In the second quarter of this year, domestic pharmaceutical and biotech companies recorded strong earnings, driven by expanded exports and a shift toward high-margin products. As this growth is attributed to fundamental structural changes, there are positive signals for the outlook in the second half of the year.
According to the industry on August 5, Samsung Biologics surpassed 2 trillion won in standalone sales (excluding Samsung Bioepis) for the first time in the first half of this year. The increase in the operating rate of its fourth plant and the resulting expansion of CDMO (Contract Development and Manufacturing Organization) production capacity significantly contributed to these results. In particular, it is analyzed that large-scale contract manufacturing agreements with global pharmaceutical companies have recently begun to be reflected in sales in earnest. The volume from long-term contracts with clients is expected to continue to be reflected in the third and fourth quarters, serving as a driving force for annual performance.
Celltrion continued its upward trend in performance as sales of next-generation biosimilars such as RemsimaSC and Yuflyma, both treatments for autoimmune diseases, increased steadily in both Europe and the United States.

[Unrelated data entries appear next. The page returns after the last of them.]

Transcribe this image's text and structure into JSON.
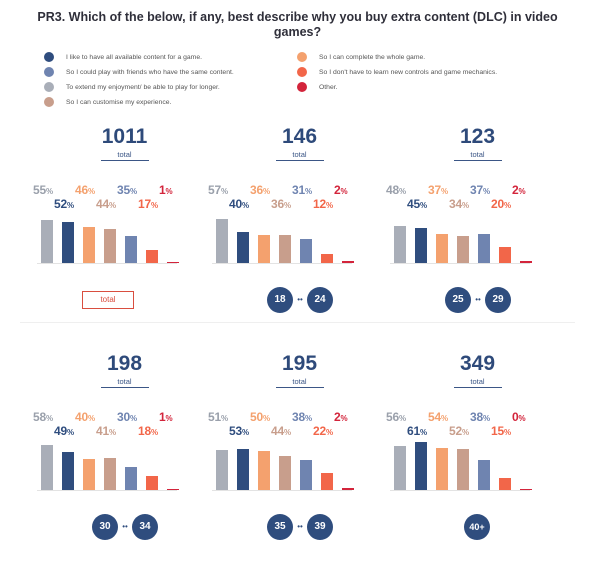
{
  "title": "PR3. Which of the below, if any, best describe why you buy extra content (DLC) in video games?",
  "legend": [
    {
      "label": "I like to have all available content for a game.",
      "color": "#2f4d7e"
    },
    {
      "label": "So I could play with friends who have the same content.",
      "color": "#6f84b0"
    },
    {
      "label": "To extend my enjoyment/ be able to play for longer.",
      "color": "#a9aeb8"
    },
    {
      "label": "So I can customise my experience.",
      "color": "#c89e8c"
    },
    {
      "label": "So I can complete the whole game.",
      "color": "#f4a16e"
    },
    {
      "label": "So I don't have to learn new controls and game mechanics.",
      "color": "#f26649"
    },
    {
      "label": "Other.",
      "color": "#d3243b"
    }
  ],
  "total_word": "total",
  "pct_sign": "%",
  "chart_data": [
    {
      "type": "bar",
      "segment": "total",
      "base": "1011",
      "categories": [
        "To extend my enjoyment/ be able to play for longer.",
        "I like to have all available content for a game.",
        "So I can complete the whole game.",
        "So I can customise my experience.",
        "So I could play with friends who have the same content.",
        "So I don't have to learn new controls and game mechanics.",
        "Other."
      ],
      "values": [
        55,
        52,
        46,
        44,
        35,
        17,
        1
      ]
    },
    {
      "type": "bar",
      "segment": "18-24",
      "age_from": "18",
      "age_to": "24",
      "base": "146",
      "categories": [
        "To extend my enjoyment/ be able to play for longer.",
        "I like to have all available content for a game.",
        "So I can complete the whole game.",
        "So I can customise my experience.",
        "So I could play with friends who have the same content.",
        "So I don't have to learn new controls and game mechanics.",
        "Other."
      ],
      "values": [
        57,
        40,
        36,
        36,
        31,
        12,
        2
      ]
    },
    {
      "type": "bar",
      "segment": "25-29",
      "age_from": "25",
      "age_to": "29",
      "base": "123",
      "categories": [
        "To extend my enjoyment/ be able to play for longer.",
        "I like to have all available content for a game.",
        "So I can complete the whole game.",
        "So I can customise my experience.",
        "So I could play with friends who have the same content.",
        "So I don't have to learn new controls and game mechanics.",
        "Other."
      ],
      "values": [
        48,
        45,
        37,
        34,
        37,
        20,
        2
      ]
    },
    {
      "type": "bar",
      "segment": "30-34",
      "age_from": "30",
      "age_to": "34",
      "base": "198",
      "categories": [
        "To extend my enjoyment/ be able to play for longer.",
        "I like to have all available content for a game.",
        "So I can complete the whole game.",
        "So I can customise my experience.",
        "So I could play with friends who have the same content.",
        "So I don't have to learn new controls and game mechanics.",
        "Other."
      ],
      "values": [
        58,
        49,
        40,
        41,
        30,
        18,
        1
      ]
    },
    {
      "type": "bar",
      "segment": "35-39",
      "age_from": "35",
      "age_to": "39",
      "base": "195",
      "categories": [
        "To extend my enjoyment/ be able to play for longer.",
        "I like to have all available content for a game.",
        "So I can complete the whole game.",
        "So I can customise my experience.",
        "So I could play with friends who have the same content.",
        "So I don't have to learn new controls and game mechanics.",
        "Other."
      ],
      "values": [
        51,
        53,
        50,
        44,
        38,
        22,
        2
      ]
    },
    {
      "type": "bar",
      "segment": "40+",
      "age_single": "40+",
      "base": "349",
      "categories": [
        "To extend my enjoyment/ be able to play for longer.",
        "I like to have all available content for a game.",
        "So I can complete the whole game.",
        "So I can customise my experience.",
        "So I could play with friends who have the same content.",
        "So I don't have to learn new controls and game mechanics.",
        "Other."
      ],
      "values": [
        56,
        61,
        54,
        52,
        38,
        15,
        0
      ]
    }
  ]
}
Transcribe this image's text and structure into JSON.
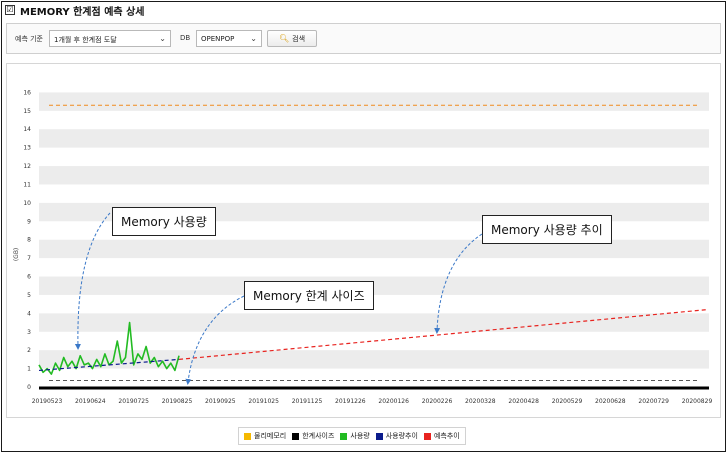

RemsimaSC is rapidly replacing high-priced self-injectable drugs in major European markets, while in the US, product diversification following Inflectra and Vegzelma is proving effective. Notably, the launch of Yuflyma in the US and the increase in market share in Europe, both of which began in the second half of last year, have been fully reflected in the second quarter, marking a significant step forward for Celltrion’s biosimilar business.
Among traditional pharmaceutical companies, Yuhan Corporation’s strong performance stood out. In the second quarter, sales reached 556.2 billion won and operating profit was 45.6 billion won, with profit surging by 190.1% compared to the same period last year. The main factors driving this improvement were exports of the new lung cancer drug Leclaza and revenue from technology licensing. Daewoong Pharmaceutical also set new records, with second-quarter sales of 363.9 billion won and operating profit of 62.5 billion won. The botulinum toxin Nabota surpassed 100 billion won in cumulative sales in the first half, achieving success in the expansion of the global aesthetics and therapeutics market. GC Green Cross recorded consolidated sales of 500.3 billion won and operating profit of 27.4 billion won in the second quarter, surpassing 500 billion won in quarterly sales for the first time. The expansion of overseas exports of core products played a decisive role.
Hanmi Science, the holding company of Hanmi Pharmaceutical Group, posted consolidated operating profit of 34.6 billion won in the second quarter, up 30.7% year-on-year. Hanmi Pharmaceutical’s out-of-hospital prescription sales exceeded 500 billion won in the first half, solidifying its position in the domestic market. Chong Kun Dang also saw second-quarter sales increase by 11.6% year-on-year to 429.6 billion won. However, due to increased R&D expenses, operating profit fell by 21.9% to 22.2 billion won. For Dong-A ST, second-quarter sales rose by 12.5% year-on-year to 177.4 billion won, but operating profit was only 4 billion won, down 43.4%. On a cumulative basis for the first half, sales were 346.4 billion won (up 16.3%) and operating profit was 11 billion won (up 40.8%). While the ETC and overseas business segments grew, a higher cost ratio and increased R&D investment weighed on profitability. In the case of Dong-A ST, second-quarter sales increased by 12.5% year-on-year to 177.4 billion won, driven by growth in the ETC and overseas business segments. HK Inno.N also surpassed 500 billion won in half-year sales for the first time, thanks to strong sales of the new gastroesophageal reflux disease drug K-Cab.
The common trend evident in the second-quarter results of domestic pharmaceutical and biotech companies is the effectiveness of 'export expansion' and 'global partnerships.' These results are not due to short-term exchange rate effects or a rebound in domestic consumption, but rather indicate that global strategies developed over several years are starting to pay off in the market. In particular, the expansion of sales channels through entry into the US and European markets?where demand for biopharmaceuticals is high?or through partnerships with local companies, has translated into tangible results. An industry official commented, "In the second half of the year, the possibility of global interest rate cuts and the continued trend of open innovation among big pharma companies are expected to bring various positive developments, including technology transfer agreements, large-scale CDMO orders, and the expansion of the biosimilar market."